For the past few days, I’ve been complaining to Habibi (my ‘husband dearest’) that my body feels different: “Something is changing. I feel like I am metamorphosing. And it’s not in my control.”
Now, Habibi is what I call a menopause-denier: he has been brushing off my insomnia, mood swings, night sweats and irregular periods as chance occurrences. So, it’s even harder for me to explain to him that I feel something changing under my cells, inside my nerves, within the bones and sinew – with no outward proof to show for it.
“I can’t describe it,” I said. “I am just feeling different. It’s a weird change in energy.”
“I don’t get it,” he said.
“I guess men are just lucky,” I sulked.
But then I come across a brilliant book that explains everything.

In Inner Sense: How the New Science of Interoception Can Transform Your Health (Hachette, ₹799), science writer Caroline Williams explores “interoception”, one of our most mysterious senses, which she describes as “the sense of our own bodies from within… a catch-all term for the way the brain makes sense of signals and sensations that originate from inside our bodies.”
Scientists have learnt that these signals and sensations from organs and tissues are “the foundation of the mind itself, providing a constant stream of biological mood music that colours our every thought and feeling”, while also providing the impetus for our actions and desires, she notes.
In other words, your body and brain are in constant communication – your body tells your brain what to feel, your brain tells your body what to do – which not only decides your health, behaviour and emotions, it also influences the quality of your relationships and way of connecting with the world.
One of the most important concepts to emerge in science and medicine, Williams says understanding interoception can improve our wellbeing, lower stress, balance our energy and help us find treatments for common, hard-to-treat conditions.
She also explains the difference in artificial and human intelligence: a brain without a body cannot embody “consciousness” since “human consciousness was built from the body up, not from the brain down.” It is, in fact, the body’s signals that create human ‘intelligence’ to begin with.
I am reminded of a scene in science-fiction writer SB Divya’s novel Meru (2023) in which a sentient nonhuman being Vaha takes on a human form, only to be flummoxed by the rush of feelings arising from its new body and realising why most human actions are driven by biology.
Williams also points out that this ‘inner sense’ is not only real and based on measurable bodily sensations and their conversations with the brain, it turns out that some people are more sensitive to interoception than others. This affects “how we manage our emotions, connect to others and make decisions” – such as me arguing with Habibi one moment and hugging him the next.
The good news is: this inner sense can be “tweaked and trained”.

The author looks at the history of the mind-body connection in medical history, connecting the dots between energy levels, food, lifestyle and modern conveniences. I am especially intrigued by a chapter on the workings of mitochondria in our bodies, and how they breathe ‘life’ into living beings and manage our energy.

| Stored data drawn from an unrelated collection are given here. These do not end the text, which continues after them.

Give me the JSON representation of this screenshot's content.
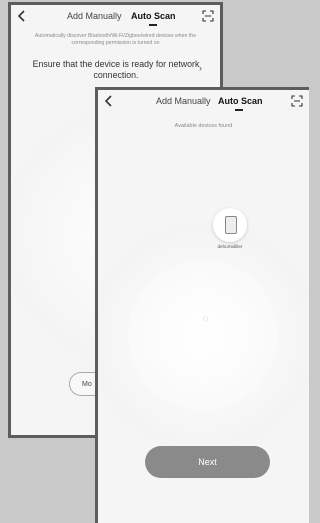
{
  "back_screen": {
    "tabs": {
      "manual": "Add Manually",
      "auto": "Auto Scan"
    },
    "hint": "Automatically discover Bluetooth/Wi-Fi/Zigbee/wired devices when the corresponding permission is turned on",
    "ensure": "Ensure that the device is ready for network connection.",
    "chevron": "›",
    "peek_button": "Mo"
  },
  "front_screen": {
    "tabs": {
      "manual": "Add Manually",
      "auto": "Auto Scan"
    },
    "found": "Available devices found",
    "device": {
      "label": "dehumidifier",
      "icon": "dehumidifier-icon"
    },
    "next_label": "Next"
  },
  "colors": {
    "background": "#c9c9c9",
    "screen": "#f5f5f5",
    "next_button": "#8a8a8a"
  }
}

This chapter explains that just as being underfed or overworked makes us tired, the opposite is also true: too much food and too little exercise also drain energy, since they direct our body away from regular human functions to instead creating stress responses and chronic inflammation in cells.
“Perhaps we are worn out not because we don’t have spare energy, but because we have too much left over. And the reason we feel this as a lack of energy is because in the conditions our bodies evolved to survive, stress and inflammation were an expense that could only be afforded by hunkering down and making savings elsewhere,” she explains.

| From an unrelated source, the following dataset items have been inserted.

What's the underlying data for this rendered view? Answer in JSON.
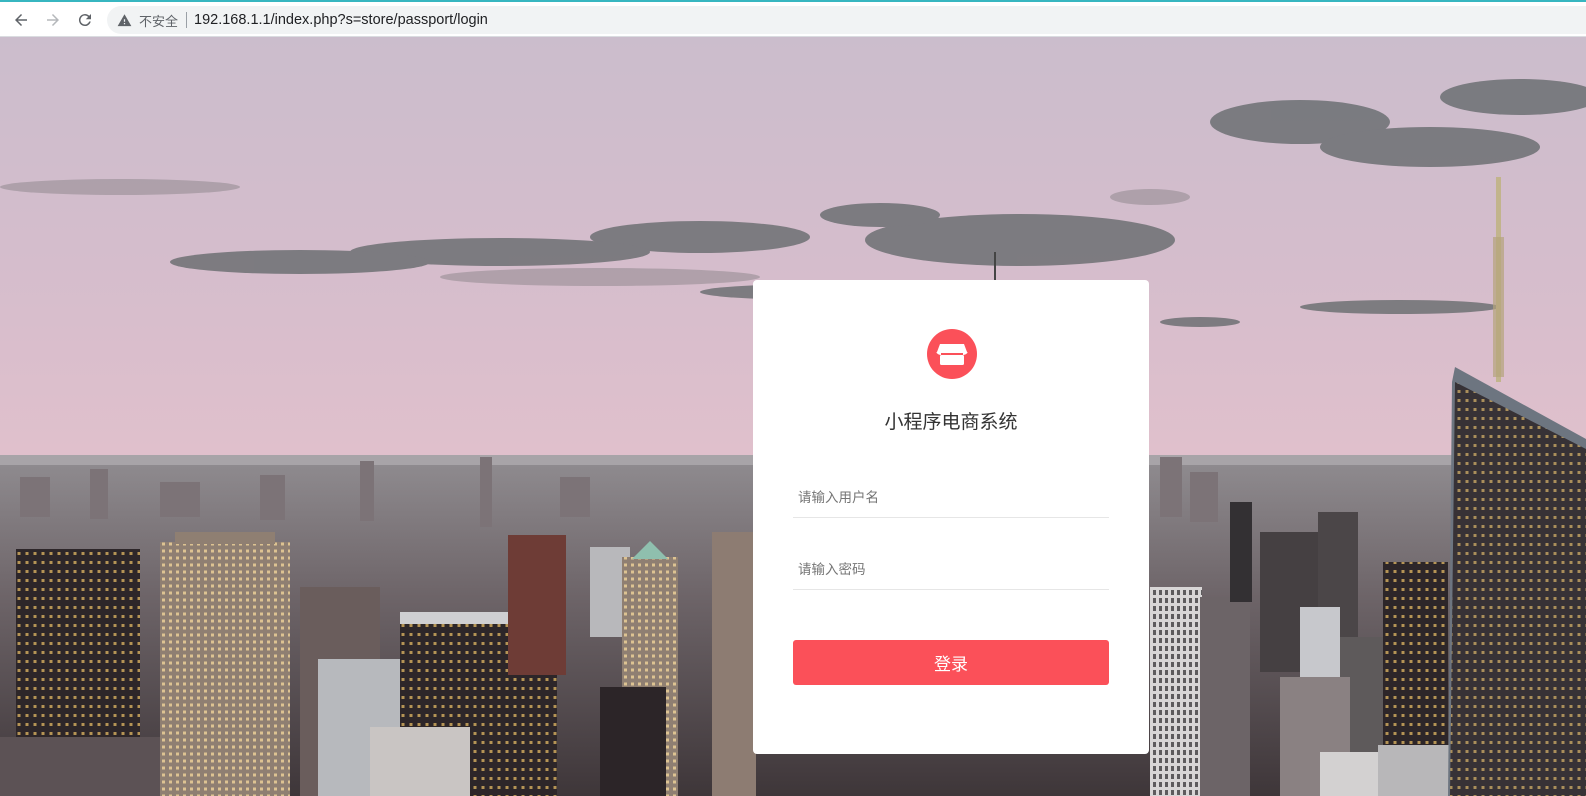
{
  "browser": {
    "security_text": "不安全",
    "url": "192.168.1.1/index.php?s=store/passport/login",
    "icons": [
      "back-arrow-icon",
      "forward-arrow-icon",
      "reload-icon",
      "warning-icon"
    ]
  },
  "login": {
    "title": "小程序电商系统",
    "username_placeholder": "请输入用户名",
    "password_placeholder": "请输入密码",
    "submit_label": "登录",
    "logo_icon": "storefront-icon"
  },
  "colors": {
    "accent": "#fb5059",
    "toolbar_top_line": "#37b6c0"
  }
}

The solution: increase activity levels, replace ultra processed foods with fresh produce, and get “deep rest”.
Williams dwells on how meditation and chanting cut off the body’s stress response using the spinal cord networks and vagus nerve. I can relate to this: I often have an indescribable sensation of a ‘switch’ going off inside my brain and a wave spreading down my body during pranayam or other meditations.

She talks about stretching the fascia to stimulate cells within the tissue to release anti-inflammatory molecules. I relate to this too: my friend Arvinder who does yin yoga with me from time to time often says the same thing during her instructions. I know from experience the restorative mental and physical ‘reset’ that arises after an hour of deep, long yin stretching.
It is also illuminating to read about changes in mental health during “sensitive periods” such as puberty and adolescence, pregnancy and menopause – all of which are times when the body and brain “rewire” themselves. Any lessons our bodies learn or relearn in these phases are more likely to stick. The book explains that middle age, in particular, is the time to get all the muscles moving – “use it or lose it”, as the author puts it.
Reading the book changed my perspective of my body’s mysteries “I have changed over time; I can sense more things inside myself now,” I told Habibi.
“These things don’t happen to me,” he said.
“Maybe I’m more interoceptive than you,” I shot back, armed with my new knowledge. “And I’m going through menopause, which is a wonderful opportunity to rewire my body and brain. I am being born anew. I love my body.”
“Don’t men have some kind of menopause?” he mused.
“I guess women are just lucky,” I grinned happily.